Logfile Plugin

Aug 2, 2018

Starting in Drill 1.14, you can configure a Logfile plugin that enables Drill to directly read and query log files of any format. For example, you can configure a Logfile plugin to query MySQL log files like the one shown in the following example:

   070823 21:00:32       1 Connect     root@localhost on test1
   070823 21:00:48       1 Query       show tables
   070823 21:00:56       1 Query       select * from category
   070917 16:29:01      21 Query       select * from location
   070917 16:29:12      21 Query       select * from location where id = 1 LIMIT 1  

To configure the Logfile plugin, you must first add the drill-logfile-plugin-1.0.0 JAR file to Drill and then add the Logfile configuration to a dfs storage plugin, as described in the following sections.

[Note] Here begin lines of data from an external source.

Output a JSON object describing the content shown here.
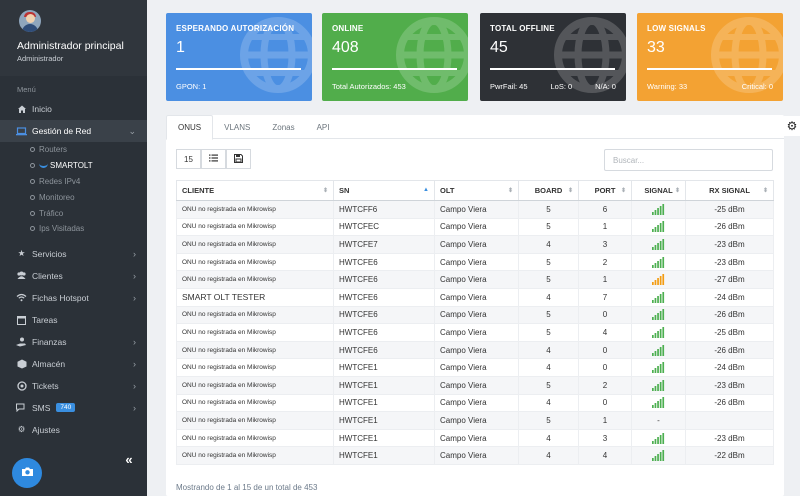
{
  "sidebar": {
    "user_name": "Administrador principal",
    "user_role": "Administrador",
    "menu_label": "Menú",
    "items": [
      {
        "label": "Inicio",
        "icon": "home-icon"
      },
      {
        "label": "Gestión de Red",
        "icon": "laptop-icon",
        "expanded": true
      },
      {
        "label": "Servicios",
        "icon": "star-icon"
      },
      {
        "label": "Clientes",
        "icon": "users-icon"
      },
      {
        "label": "Fichas Hotspot",
        "icon": "wifi-icon"
      },
      {
        "label": "Tareas",
        "icon": "calendar-icon"
      },
      {
        "label": "Finanzas",
        "icon": "hand-money-icon"
      },
      {
        "label": "Almacén",
        "icon": "cube-icon"
      },
      {
        "label": "Tickets",
        "icon": "ticket-icon"
      },
      {
        "label": "SMS",
        "icon": "chat-icon",
        "badge": "740"
      },
      {
        "label": "Ajustes",
        "icon": "cogs-icon"
      }
    ],
    "sub_items": [
      "Routers",
      "SMARTOLT",
      "Redes IPv4",
      "Monitoreo",
      "Tráfico",
      "Ips Visitadas"
    ]
  },
  "cards": {
    "esperando": {
      "title": "ESPERANDO AUTORIZACIÓN",
      "value": "1",
      "foot_left": "GPON: 1",
      "foot_right": "",
      "color": "#4b8fe2"
    },
    "online": {
      "title": "ONLINE",
      "value": "408",
      "foot_left": "Total Autorizados: 453",
      "foot_right": "",
      "color": "#51ad4b"
    },
    "offline": {
      "title": "TOTAL OFFLINE",
      "value": "45",
      "foot_a": "PwrFail: 45",
      "foot_b": "LoS: 0",
      "foot_c": "N/A: 0",
      "color": "#2e3136"
    },
    "low": {
      "title": "LOW SIGNALS",
      "value": "33",
      "foot_left": "Warning: 33",
      "foot_right": "Critical: 0",
      "color": "#f3a233"
    }
  },
  "tabs": [
    "ONUS",
    "VLANS",
    "Zonas",
    "API"
  ],
  "toolbar": {
    "page_size": "15"
  },
  "search": {
    "placeholder": "Buscar..."
  },
  "table": {
    "headers": [
      "CLIENTE",
      "SN",
      "OLT",
      "BOARD",
      "PORT",
      "SIGNAL",
      "RX SIGNAL"
    ],
    "rows": [
      {
        "cliente": "ONU no registrada en Mikrowisp",
        "sn": "HWTCFF6",
        "olt": "Campo Viera",
        "board": "5",
        "port": "6",
        "signal": "good",
        "rx": "-25 dBm"
      },
      {
        "cliente": "ONU no registrada en Mikrowisp",
        "sn": "HWTCFEC",
        "olt": "Campo Viera",
        "board": "5",
        "port": "1",
        "signal": "good",
        "rx": "-26 dBm"
      },
      {
        "cliente": "ONU no registrada en Mikrowisp",
        "sn": "HWTCFE7",
        "olt": "Campo Viera",
        "board": "4",
        "port": "3",
        "signal": "good",
        "rx": "-23 dBm"
      },
      {
        "cliente": "ONU no registrada en Mikrowisp",
        "sn": "HWTCFE6",
        "olt": "Campo Viera",
        "board": "5",
        "port": "2",
        "signal": "good",
        "rx": "-23 dBm"
      },
      {
        "cliente": "ONU no registrada en Mikrowisp",
        "sn": "HWTCFE6",
        "olt": "Campo Viera",
        "board": "5",
        "port": "1",
        "signal": "warning",
        "rx": "-27 dBm"
      },
      {
        "cliente": "SMART OLT TESTER",
        "sn": "HWTCFE6",
        "olt": "Campo Viera",
        "board": "4",
        "port": "7",
        "signal": "good",
        "rx": "-24 dBm"
      },
      {
        "cliente": "ONU no registrada en Mikrowisp",
        "sn": "HWTCFE6",
        "olt": "Campo Viera",
        "board": "5",
        "port": "0",
        "signal": "good",
        "rx": "-26 dBm"
      },
      {
        "cliente": "ONU no registrada en Mikrowisp",
        "sn": "HWTCFE6",
        "olt": "Campo Viera",
        "board": "5",
        "port": "4",
        "signal": "good",
        "rx": "-25 dBm"
      },
      {
        "cliente": "ONU no registrada en Mikrowisp",
        "sn": "HWTCFE6",
        "olt": "Campo Viera",
        "board": "4",
        "port": "0",
        "signal": "good",
        "rx": "-26 dBm"
      },
      {
        "cliente": "ONU no registrada en Mikrowisp",
        "sn": "HWTCFE1",
        "olt": "Campo Viera",
        "board": "4",
        "port": "0",
        "signal": "good",
        "rx": "-24 dBm"
      },
      {
        "cliente": "ONU no registrada en Mikrowisp",
        "sn": "HWTCFE1",
        "olt": "Campo Viera",
        "board": "5",
        "port": "2",
        "signal": "good",
        "rx": "-23 dBm"
      },
      {
        "cliente": "ONU no registrada en Mikrowisp",
        "sn": "HWTCFE1",
        "olt": "Campo Viera",
        "board": "4",
        "port": "0",
        "signal": "good",
        "rx": "-26 dBm"
      },
      {
        "cliente": "ONU no registrada en Mikrowisp",
        "sn": "HWTCFE1",
        "olt": "Campo Viera",
        "board": "5",
        "port": "1",
        "signal": "none",
        "rx": ""
      },
      {
        "cliente": "ONU no registrada en Mikrowisp",
        "sn": "HWTCFE1",
        "olt": "Campo Viera",
        "board": "4",
        "port": "3",
        "signal": "good",
        "rx": "-23 dBm"
      },
      {
        "cliente": "ONU no registrada en Mikrowisp",
        "sn": "HWTCFE1",
        "olt": "Campo Viera",
        "board": "4",
        "port": "4",
        "signal": "good",
        "rx": "-22 dBm"
      }
    ],
    "footer": "Mostrando de 1 al 15 de un total de 453",
    "signal_colors": {
      "good": "#4caf50",
      "warning": "#f39c12"
    }
  }
}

Adding drill-logfile-plugin-1.0.0.jar to Drill

You can either download or build the drill-logfile-plugin-1.0.0 JAR file with Maven, by running the following commands:

   git clone https://github.com/cgivre/drill-logfile-plugin.git 
   cd drill-logfile-plugin
   mvn clean install -DskipTests 

   //The JAR file installs to targets/.  

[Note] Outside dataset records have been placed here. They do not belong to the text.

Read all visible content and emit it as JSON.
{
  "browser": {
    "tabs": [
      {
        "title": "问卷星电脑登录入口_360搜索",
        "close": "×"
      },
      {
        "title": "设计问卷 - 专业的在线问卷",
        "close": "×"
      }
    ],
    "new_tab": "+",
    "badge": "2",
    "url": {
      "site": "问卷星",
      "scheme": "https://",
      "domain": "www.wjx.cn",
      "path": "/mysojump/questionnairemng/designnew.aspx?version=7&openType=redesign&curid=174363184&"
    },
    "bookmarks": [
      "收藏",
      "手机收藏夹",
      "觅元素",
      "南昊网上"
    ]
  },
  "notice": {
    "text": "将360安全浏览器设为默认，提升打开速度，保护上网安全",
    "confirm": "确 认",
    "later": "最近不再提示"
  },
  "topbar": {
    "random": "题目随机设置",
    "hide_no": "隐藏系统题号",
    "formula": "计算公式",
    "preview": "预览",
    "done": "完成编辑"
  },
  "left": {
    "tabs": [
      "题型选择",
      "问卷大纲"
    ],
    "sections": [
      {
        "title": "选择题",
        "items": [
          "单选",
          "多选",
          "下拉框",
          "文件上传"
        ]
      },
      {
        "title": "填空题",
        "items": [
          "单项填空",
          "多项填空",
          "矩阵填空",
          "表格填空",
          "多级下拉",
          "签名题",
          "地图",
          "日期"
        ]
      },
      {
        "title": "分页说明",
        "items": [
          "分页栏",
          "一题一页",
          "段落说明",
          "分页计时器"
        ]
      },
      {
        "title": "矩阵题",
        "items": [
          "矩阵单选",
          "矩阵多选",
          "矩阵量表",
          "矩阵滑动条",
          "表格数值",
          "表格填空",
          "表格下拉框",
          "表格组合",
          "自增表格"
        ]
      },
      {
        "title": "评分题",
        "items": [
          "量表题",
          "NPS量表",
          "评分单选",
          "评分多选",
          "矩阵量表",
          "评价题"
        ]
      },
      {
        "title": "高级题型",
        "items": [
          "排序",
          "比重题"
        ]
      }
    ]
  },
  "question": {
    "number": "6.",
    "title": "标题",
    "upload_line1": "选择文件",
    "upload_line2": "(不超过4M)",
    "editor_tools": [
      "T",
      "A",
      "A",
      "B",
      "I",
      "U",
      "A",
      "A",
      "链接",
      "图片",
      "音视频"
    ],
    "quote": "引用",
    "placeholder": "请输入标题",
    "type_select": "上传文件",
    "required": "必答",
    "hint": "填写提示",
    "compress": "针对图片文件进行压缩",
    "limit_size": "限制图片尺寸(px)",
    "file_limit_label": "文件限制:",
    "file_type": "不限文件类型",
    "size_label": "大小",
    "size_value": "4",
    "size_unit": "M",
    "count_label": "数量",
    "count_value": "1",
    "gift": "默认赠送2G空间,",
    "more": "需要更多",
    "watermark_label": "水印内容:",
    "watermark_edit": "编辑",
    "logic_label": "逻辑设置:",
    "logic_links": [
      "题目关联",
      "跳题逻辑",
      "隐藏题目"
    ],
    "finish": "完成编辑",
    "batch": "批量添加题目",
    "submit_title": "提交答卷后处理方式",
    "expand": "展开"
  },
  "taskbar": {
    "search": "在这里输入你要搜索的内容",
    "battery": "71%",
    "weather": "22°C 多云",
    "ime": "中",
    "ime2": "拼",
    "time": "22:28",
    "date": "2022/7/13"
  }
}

Add the JAR file to the <DRILL_INSTALL>/jars/3rdParty/ directory.

Configuring the Logfile Plugin

To configure the Logfile plugin, update or create a new dfs storage plugin instance and then add the Logfile configuration to the <extensions> section of the dfs storage plugin configuration.

The following example shows a Logfile configuration that you could use if you want Drill to query MySQL log files (like the one in the MySQL log file example above):

   "log" : {
         "type" : "log",
         "extensions" : [ "log" ],
         "fieldNames" : [ "date", "time", "pid", "action", "query" ],
         "dataTypes" : [ "DATE", "TIME", "INT", "VARCHAR", "VARCHAR" ],
         "dateFormat" : "yyMMdd",
         "timeFormat" : "HH:mm:ss",
         "pattern" : "(\\d{6})\\s(\\d{2}:\\d{2}:\\d{2})\\s+(\\d+)\\s(\\w+)\\s+(.+)",
         "errorOnMismatch" : false

Refer to Storage Plugin Configuration for information about how to configure storage plugins.

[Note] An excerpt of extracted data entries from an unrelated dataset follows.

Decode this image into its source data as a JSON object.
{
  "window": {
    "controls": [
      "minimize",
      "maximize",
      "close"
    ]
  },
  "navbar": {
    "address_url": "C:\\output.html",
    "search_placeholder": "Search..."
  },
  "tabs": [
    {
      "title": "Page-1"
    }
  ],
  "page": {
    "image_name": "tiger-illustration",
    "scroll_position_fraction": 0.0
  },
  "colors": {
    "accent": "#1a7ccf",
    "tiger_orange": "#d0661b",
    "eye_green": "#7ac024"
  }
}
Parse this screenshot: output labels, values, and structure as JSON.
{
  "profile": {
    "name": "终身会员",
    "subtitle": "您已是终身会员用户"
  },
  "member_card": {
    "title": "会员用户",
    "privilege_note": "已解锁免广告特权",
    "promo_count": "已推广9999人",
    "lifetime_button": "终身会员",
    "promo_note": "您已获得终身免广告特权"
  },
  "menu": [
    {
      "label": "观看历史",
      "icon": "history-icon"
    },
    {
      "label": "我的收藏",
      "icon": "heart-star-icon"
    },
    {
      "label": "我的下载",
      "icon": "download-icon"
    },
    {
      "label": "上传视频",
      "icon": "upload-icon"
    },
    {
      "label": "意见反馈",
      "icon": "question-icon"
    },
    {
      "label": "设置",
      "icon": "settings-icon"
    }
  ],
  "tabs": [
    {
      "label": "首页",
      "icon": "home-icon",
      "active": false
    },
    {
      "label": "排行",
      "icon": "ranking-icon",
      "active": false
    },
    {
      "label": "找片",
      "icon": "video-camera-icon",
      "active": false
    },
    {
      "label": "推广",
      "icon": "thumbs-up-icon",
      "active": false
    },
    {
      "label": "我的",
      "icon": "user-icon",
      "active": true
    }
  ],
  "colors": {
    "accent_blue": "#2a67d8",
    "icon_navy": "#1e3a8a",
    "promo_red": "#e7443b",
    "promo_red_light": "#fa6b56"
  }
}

Logfile Configuration Options

The following list describes each of the Logfile plugin options that you can use in the Logfile configuration:

  • pattern: This is the regular expression which defines how the log file lines will be split. You must enclose the parts of the regex in grouping parentheses that you wish to extract. Note that this plugin uses Java regular expressions and requires that shortcuts such as \d have an additional slash: ie \\d.
  • fieldNames: This is a list of field names which you are extracting. Note that you must have the same number of fields as extracting groups in your pattern.
  • dataTypes: This field allows you to define the data types for all the fields extracted from your log. You may either leave the list blank entirely, in which case all fields will be interpreted as VARCHAR or you must define a data tyoe for every field. At this time, it supports: INT or INTEGER, DOUBLE or FLOAT8, FLOAT or FLOAT4, VARCHAR, DATE, TIME, and TIMESTAMP.
  • dateFormat: This defines the default date format which will be used to parse dates. Leave blank if not needed.
  • timeFormat: This defines the default time format which will be used to parse time. Leave blank if not needed.
  • type: This tells Drill which extension to use. In this case, it must be log.
  • extensions: This option tells Drill which file extensions should be mapped to this configuration. Note that you can have multiple configurations of this plugin to allow you to query various log files.
  • errorOnMismatch: False by default, but allows the option of either throwing an error on lines that don't match the pattern or dumping the line to a field called unmatched_lines when false.